Stonewalling goes right back to the beginning of the game. Information on balls faced was not routinely recorded until thirty or forty years ago so before that, we have to rely on anecdotal evidence. An early example of the type was the left-handed English opener William Scotton who once carried his bat throughout an entire innings for a score of 9. The legendary Australian batsman of the twenties and thirties, Bill Woodfull, earned himself the nickname, 'The Rock' for his unbreachable defence, based on a minimal backlift and phenomenally powerful wrists.
More recently, there was Trevor Bailey, nicknamed, 'Barnacle' who once took 458 minutes to score 68 in Brisbane in 1958. The New Zealander Mark Richardson, who reinvented himself as a dogged opening batsman finished his career with an astonishing average of 194 balls faced per Test match.
Marvan Atapattu is an interesting case and his experience suggests that stonewallers are born, not made. His first six innings in Test cricket yielded just one run. This horror start to his career threw him back on his inner resources and he began to bat far more defensively (and successfully). Geoffrey Boycott is regarded as the patron saint of stonewallers but because he had such technical mastery, it was often said that his refusal to play an expansive game was selfish, or that he was deliberately playing within himself (a charge sometimes levelled at Jaques Kallis). But that misses the point. Boycott and Kallis are perfectionists. They are only prepared to play the right shot to the right ball and their batting reflects their personality.
The same is true of the man regarded as the stonewaller's stonewaller, Chris Tavare. A nervous character, his batting was the definition of caution. In his second Test, he batted for an hour and a half and scored 42. In his third, his scores of 69 and 78 took over 12 hours. In Madras in 1982, he batted all day for 35 and later that same year, ground the Aussies into the dust at Perth, taking 8 hours to score 89.
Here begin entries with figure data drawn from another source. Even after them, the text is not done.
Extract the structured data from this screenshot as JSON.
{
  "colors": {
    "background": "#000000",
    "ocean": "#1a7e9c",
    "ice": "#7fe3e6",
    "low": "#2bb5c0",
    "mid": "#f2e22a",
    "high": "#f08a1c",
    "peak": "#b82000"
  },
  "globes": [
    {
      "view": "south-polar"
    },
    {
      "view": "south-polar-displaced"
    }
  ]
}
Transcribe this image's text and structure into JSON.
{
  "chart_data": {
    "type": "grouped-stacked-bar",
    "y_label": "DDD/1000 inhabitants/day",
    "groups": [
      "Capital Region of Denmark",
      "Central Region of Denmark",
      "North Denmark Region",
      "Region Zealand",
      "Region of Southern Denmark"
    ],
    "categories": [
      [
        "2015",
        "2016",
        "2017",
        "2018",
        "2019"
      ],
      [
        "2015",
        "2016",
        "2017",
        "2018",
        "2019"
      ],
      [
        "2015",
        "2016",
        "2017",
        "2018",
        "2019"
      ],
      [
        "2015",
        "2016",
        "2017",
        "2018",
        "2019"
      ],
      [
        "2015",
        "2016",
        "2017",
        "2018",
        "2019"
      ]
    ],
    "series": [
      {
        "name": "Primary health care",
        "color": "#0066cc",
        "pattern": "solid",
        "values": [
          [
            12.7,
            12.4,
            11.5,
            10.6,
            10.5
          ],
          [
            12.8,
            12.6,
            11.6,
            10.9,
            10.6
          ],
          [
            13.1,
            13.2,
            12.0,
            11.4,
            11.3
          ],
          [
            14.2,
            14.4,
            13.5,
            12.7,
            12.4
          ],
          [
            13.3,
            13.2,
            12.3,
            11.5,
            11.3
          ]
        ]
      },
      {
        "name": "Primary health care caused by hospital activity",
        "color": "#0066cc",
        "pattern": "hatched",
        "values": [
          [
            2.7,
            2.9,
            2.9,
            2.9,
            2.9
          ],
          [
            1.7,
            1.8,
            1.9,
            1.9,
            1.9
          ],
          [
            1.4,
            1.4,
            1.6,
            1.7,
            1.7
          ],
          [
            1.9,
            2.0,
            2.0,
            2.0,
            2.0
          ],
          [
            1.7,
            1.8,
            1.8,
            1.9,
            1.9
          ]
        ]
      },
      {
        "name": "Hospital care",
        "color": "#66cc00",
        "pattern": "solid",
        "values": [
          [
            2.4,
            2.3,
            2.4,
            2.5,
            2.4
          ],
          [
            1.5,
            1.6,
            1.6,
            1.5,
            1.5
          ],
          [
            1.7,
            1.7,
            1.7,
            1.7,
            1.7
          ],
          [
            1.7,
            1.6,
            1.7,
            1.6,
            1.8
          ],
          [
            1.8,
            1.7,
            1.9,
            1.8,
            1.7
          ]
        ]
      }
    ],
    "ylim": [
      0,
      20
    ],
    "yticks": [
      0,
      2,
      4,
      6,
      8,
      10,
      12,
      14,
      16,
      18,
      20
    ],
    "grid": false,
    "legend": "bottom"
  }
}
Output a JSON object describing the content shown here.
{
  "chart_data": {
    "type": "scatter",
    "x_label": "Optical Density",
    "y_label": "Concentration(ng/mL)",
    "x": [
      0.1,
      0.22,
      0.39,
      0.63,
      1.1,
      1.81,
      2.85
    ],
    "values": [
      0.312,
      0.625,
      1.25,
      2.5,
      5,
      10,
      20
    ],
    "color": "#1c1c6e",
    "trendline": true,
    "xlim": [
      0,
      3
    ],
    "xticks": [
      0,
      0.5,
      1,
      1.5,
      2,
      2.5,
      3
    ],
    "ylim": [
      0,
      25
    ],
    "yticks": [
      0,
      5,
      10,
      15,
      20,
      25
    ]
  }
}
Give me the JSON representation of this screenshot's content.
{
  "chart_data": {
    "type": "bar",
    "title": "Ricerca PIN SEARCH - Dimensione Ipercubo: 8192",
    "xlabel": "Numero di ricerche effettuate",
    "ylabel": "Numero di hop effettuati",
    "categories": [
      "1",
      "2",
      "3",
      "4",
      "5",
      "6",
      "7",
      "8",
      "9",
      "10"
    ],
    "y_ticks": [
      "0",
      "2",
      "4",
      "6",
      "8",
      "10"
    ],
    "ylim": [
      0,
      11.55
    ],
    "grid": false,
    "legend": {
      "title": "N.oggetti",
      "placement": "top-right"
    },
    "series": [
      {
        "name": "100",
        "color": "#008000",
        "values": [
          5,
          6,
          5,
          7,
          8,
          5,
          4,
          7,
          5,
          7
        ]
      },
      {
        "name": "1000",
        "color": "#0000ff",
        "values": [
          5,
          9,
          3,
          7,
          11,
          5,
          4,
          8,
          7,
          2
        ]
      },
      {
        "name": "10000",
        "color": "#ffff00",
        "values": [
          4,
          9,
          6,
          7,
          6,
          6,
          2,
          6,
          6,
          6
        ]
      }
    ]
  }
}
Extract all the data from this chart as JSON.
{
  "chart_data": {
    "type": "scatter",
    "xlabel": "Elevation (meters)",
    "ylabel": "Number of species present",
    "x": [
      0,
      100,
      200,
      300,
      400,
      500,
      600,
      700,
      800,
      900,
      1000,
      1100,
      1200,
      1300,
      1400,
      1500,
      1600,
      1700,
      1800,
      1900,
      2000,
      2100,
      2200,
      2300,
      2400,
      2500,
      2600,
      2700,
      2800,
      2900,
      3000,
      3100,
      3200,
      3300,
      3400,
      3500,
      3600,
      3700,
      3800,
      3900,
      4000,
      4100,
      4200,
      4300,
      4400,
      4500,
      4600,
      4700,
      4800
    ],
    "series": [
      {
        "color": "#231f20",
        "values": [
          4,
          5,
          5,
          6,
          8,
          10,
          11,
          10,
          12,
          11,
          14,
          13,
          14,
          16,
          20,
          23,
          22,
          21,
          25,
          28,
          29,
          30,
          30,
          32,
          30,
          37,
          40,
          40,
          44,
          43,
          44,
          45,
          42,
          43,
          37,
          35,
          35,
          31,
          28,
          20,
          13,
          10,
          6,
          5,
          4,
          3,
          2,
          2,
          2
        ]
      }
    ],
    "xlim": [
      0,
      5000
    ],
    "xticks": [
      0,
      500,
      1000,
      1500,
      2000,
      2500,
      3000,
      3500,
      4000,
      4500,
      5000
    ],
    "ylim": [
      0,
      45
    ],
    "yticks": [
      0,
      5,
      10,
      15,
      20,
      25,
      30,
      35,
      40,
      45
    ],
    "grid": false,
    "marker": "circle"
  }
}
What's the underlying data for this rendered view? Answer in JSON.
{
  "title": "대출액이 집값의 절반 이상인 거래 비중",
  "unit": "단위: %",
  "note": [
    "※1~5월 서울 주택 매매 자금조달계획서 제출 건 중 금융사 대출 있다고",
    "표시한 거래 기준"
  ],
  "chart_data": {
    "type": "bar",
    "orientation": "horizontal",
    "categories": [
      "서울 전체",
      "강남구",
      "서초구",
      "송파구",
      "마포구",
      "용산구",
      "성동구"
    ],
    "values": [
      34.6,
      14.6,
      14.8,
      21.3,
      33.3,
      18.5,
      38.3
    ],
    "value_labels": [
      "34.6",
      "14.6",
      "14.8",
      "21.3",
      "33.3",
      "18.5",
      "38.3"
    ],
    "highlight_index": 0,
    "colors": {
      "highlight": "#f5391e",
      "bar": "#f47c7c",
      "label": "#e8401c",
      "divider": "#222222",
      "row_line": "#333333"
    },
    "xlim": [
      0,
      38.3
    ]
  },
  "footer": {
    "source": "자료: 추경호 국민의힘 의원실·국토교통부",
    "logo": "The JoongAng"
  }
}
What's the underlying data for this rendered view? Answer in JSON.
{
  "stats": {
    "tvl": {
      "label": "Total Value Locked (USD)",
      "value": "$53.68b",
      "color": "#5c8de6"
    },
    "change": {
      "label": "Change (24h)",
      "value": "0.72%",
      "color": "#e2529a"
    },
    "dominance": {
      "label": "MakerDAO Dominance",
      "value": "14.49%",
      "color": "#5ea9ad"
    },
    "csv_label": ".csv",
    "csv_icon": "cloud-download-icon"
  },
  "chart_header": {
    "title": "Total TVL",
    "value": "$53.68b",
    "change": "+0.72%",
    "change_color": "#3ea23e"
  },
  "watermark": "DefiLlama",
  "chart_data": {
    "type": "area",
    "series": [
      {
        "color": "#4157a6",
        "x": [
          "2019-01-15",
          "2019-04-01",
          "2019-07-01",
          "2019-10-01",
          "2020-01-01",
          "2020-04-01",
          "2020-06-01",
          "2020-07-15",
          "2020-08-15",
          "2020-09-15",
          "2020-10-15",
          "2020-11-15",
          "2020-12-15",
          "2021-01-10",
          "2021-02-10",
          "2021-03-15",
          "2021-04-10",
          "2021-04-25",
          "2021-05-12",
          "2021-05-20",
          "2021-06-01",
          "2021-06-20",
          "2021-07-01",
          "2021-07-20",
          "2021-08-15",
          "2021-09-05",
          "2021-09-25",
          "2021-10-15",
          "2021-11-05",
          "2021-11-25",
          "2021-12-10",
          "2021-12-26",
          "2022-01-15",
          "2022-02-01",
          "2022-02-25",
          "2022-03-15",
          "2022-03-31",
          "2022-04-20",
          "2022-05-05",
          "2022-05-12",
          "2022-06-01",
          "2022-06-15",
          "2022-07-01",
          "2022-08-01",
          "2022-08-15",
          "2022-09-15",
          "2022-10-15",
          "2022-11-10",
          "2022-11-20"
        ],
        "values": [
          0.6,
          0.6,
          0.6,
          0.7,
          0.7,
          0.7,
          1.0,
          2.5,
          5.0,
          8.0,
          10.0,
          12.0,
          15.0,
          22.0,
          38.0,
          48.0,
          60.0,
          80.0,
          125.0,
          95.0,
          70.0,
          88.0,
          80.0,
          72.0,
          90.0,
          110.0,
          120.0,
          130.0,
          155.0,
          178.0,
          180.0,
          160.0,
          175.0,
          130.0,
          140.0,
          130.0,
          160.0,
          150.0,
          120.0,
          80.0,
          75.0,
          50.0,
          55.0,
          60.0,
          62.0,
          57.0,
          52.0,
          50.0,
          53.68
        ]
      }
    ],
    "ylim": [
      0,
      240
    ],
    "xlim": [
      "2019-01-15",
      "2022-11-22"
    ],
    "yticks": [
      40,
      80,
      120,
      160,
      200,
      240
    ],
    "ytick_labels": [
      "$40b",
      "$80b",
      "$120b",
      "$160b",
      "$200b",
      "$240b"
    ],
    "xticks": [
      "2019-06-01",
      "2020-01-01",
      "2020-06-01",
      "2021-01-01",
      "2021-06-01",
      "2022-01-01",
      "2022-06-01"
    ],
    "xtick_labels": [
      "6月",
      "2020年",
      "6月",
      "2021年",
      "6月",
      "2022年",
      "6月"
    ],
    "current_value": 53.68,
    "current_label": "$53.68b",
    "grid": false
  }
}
But much as this style of batting may appear to be out of sync with modern cricket, it would be a shame if the art of the stonewaller were lost. In the age of Twenty20, the value of a stodgy innings is not always perceived, but a player who can occupy the crease can be vital, giving stroke-makers more freedom to play and battling to save lost causes whilst others lose their heads. Mike Atherton's century in Johannesburg in 1995 was a masterly display of defensive technique and resolution. A game that can regard a well-fought five day draw as a good result should also never lose its appreciation for the defensive arts.